In the past, the sugar industry has frankly acknowledged the reasons plantations have not grown crops for the local market. Harold L. Lyon, director of the HSPA, wrote in 1941 to Governor Poindexter, “It should be obvious to any student making a careful examination of the situation that anyone undertaking the production of truck crops in Hawai`i on a scale sufficient to satisfy the local demand for these crops is embarking on a course that will lead to financial disaster if mainland produce has continued access to our market.”
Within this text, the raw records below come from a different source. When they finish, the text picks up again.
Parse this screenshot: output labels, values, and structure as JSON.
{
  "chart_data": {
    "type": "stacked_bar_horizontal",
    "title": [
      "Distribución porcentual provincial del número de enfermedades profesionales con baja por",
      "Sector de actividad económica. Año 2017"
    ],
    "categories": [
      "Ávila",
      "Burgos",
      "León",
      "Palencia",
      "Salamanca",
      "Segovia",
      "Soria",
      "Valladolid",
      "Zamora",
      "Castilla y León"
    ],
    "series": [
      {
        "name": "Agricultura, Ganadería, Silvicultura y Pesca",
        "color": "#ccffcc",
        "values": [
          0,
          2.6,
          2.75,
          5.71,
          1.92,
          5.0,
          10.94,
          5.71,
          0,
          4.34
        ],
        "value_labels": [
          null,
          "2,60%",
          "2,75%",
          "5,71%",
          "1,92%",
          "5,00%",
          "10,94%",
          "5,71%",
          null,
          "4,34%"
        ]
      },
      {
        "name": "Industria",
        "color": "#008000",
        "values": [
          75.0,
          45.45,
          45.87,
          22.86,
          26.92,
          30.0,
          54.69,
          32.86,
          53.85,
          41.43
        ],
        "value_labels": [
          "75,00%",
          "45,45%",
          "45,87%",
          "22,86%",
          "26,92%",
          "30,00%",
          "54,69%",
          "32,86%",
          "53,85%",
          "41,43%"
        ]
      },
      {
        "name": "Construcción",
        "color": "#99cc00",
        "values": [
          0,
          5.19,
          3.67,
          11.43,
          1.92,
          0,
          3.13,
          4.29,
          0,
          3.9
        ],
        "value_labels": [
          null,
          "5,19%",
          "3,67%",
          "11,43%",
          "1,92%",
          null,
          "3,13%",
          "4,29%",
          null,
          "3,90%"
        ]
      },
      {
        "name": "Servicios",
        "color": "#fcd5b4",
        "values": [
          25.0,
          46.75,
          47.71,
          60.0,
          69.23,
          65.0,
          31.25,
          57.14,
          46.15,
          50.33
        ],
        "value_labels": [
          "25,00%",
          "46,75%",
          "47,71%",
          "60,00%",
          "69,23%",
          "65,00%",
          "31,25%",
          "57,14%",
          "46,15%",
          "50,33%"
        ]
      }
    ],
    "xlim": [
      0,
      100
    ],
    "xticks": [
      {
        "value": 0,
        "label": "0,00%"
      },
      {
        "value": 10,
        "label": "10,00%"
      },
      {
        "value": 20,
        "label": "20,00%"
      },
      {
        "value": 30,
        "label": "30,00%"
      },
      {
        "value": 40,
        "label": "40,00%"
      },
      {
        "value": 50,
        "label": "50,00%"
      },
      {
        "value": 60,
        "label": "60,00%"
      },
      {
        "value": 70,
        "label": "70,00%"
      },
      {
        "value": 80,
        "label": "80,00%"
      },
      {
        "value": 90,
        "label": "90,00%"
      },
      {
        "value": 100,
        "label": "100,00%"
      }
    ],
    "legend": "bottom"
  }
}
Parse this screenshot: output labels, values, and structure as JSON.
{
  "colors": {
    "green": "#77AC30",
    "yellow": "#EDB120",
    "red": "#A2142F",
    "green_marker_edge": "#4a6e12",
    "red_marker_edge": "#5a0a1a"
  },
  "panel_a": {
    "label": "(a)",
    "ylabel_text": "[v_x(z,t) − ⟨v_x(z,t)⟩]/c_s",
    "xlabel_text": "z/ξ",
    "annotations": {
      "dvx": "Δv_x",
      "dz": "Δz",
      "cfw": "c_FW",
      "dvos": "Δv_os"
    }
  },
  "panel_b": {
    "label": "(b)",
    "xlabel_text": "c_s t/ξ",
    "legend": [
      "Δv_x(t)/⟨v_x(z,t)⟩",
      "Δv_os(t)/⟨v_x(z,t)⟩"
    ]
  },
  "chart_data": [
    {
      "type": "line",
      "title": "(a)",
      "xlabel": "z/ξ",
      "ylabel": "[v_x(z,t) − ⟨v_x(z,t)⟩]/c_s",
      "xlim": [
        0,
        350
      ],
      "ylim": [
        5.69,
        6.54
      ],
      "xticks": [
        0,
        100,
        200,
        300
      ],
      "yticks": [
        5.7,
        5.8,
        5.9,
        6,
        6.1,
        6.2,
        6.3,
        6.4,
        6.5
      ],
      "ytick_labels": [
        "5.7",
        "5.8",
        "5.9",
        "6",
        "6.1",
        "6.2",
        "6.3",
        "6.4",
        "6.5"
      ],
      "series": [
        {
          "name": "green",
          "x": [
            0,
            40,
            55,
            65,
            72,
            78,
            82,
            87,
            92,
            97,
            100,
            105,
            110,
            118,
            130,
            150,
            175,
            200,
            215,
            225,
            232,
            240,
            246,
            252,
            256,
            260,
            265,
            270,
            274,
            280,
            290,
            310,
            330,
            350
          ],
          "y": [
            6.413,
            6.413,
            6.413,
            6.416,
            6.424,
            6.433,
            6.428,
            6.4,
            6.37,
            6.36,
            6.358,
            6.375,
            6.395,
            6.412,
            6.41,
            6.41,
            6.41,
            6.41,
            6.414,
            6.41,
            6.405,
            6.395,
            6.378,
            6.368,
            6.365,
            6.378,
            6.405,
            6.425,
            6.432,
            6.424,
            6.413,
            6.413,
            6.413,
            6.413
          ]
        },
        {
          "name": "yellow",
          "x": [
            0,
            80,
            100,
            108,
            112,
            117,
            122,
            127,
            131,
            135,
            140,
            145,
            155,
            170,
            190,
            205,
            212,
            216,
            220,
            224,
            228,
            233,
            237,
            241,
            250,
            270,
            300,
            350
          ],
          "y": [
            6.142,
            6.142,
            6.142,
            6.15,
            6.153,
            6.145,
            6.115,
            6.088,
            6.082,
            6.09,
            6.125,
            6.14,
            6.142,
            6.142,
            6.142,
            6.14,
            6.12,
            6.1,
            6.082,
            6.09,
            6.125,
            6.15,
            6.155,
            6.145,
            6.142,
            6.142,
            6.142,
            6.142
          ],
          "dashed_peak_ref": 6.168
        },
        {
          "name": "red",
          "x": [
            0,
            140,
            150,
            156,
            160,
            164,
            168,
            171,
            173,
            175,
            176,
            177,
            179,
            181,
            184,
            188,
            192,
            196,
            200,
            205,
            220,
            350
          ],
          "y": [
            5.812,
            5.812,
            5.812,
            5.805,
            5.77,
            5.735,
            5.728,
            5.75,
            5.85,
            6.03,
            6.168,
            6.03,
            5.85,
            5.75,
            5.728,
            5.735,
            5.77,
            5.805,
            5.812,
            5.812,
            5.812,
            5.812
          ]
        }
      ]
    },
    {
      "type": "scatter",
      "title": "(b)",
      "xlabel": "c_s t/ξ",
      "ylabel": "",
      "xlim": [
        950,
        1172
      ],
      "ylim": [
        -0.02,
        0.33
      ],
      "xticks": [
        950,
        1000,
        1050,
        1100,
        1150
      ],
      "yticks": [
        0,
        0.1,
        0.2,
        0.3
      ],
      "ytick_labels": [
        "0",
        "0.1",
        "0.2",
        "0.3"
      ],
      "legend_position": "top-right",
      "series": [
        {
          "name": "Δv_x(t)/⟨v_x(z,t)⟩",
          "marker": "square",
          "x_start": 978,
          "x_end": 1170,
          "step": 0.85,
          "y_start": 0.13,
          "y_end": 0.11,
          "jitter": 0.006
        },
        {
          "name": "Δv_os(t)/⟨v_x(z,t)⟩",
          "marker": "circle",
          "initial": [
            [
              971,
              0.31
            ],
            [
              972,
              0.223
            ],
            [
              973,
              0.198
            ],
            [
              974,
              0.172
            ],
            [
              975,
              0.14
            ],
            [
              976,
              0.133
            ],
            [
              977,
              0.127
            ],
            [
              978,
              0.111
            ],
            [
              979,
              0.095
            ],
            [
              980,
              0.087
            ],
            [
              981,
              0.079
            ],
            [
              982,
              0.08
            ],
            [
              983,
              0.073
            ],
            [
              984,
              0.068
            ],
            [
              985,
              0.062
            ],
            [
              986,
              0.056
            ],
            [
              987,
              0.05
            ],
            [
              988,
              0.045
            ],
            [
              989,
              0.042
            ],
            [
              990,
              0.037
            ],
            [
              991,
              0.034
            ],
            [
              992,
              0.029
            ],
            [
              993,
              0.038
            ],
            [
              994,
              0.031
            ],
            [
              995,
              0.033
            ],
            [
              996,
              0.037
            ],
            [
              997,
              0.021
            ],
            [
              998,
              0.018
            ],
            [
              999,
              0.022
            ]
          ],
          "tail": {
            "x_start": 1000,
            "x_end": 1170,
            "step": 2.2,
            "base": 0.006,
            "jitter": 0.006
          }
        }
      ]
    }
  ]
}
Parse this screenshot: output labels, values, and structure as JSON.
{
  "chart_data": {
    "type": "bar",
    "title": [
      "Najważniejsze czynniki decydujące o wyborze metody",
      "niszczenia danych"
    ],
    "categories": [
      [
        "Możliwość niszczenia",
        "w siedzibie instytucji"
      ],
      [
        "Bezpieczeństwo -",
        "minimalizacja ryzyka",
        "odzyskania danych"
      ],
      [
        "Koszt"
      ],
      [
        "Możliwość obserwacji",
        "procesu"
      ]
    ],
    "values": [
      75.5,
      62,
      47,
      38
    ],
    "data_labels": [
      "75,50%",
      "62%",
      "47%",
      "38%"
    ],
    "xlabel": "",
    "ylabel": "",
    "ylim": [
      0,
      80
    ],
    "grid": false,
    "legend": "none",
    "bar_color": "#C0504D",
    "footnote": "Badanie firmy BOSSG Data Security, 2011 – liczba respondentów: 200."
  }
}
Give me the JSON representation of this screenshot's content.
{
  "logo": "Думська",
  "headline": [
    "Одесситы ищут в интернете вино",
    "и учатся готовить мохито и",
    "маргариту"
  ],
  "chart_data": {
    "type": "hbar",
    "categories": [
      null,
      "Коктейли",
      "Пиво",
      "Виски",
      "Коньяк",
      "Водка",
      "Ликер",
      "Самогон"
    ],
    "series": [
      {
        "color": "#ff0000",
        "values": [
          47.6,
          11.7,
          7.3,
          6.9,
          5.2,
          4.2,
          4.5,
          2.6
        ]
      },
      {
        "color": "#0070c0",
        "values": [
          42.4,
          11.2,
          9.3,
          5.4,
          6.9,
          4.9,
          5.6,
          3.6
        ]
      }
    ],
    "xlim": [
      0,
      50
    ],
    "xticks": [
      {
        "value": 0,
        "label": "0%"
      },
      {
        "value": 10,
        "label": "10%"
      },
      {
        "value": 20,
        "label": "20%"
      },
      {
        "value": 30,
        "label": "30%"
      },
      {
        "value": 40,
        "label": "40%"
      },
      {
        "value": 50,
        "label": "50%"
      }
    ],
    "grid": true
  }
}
Have conditions changed so much that today crops grown for the local market can provide a return on investment to land owners that is equal to the profit they might receive for growing crops for sale on the national and international markets? Whether Hawai`i becomes agriculturally self-sufficient or not hinges on the answer to that question.

1 See O`ahu Sugar Company, Ltd., annual report, 1936, page 13.
2 Figures are taken from Statistics of Hawaiian Agriculture, 1992, published by the Hawai`i Department of Agriculture, Marketing Division, and the United States Department of Agriculture, National Agricultural Statistics Service.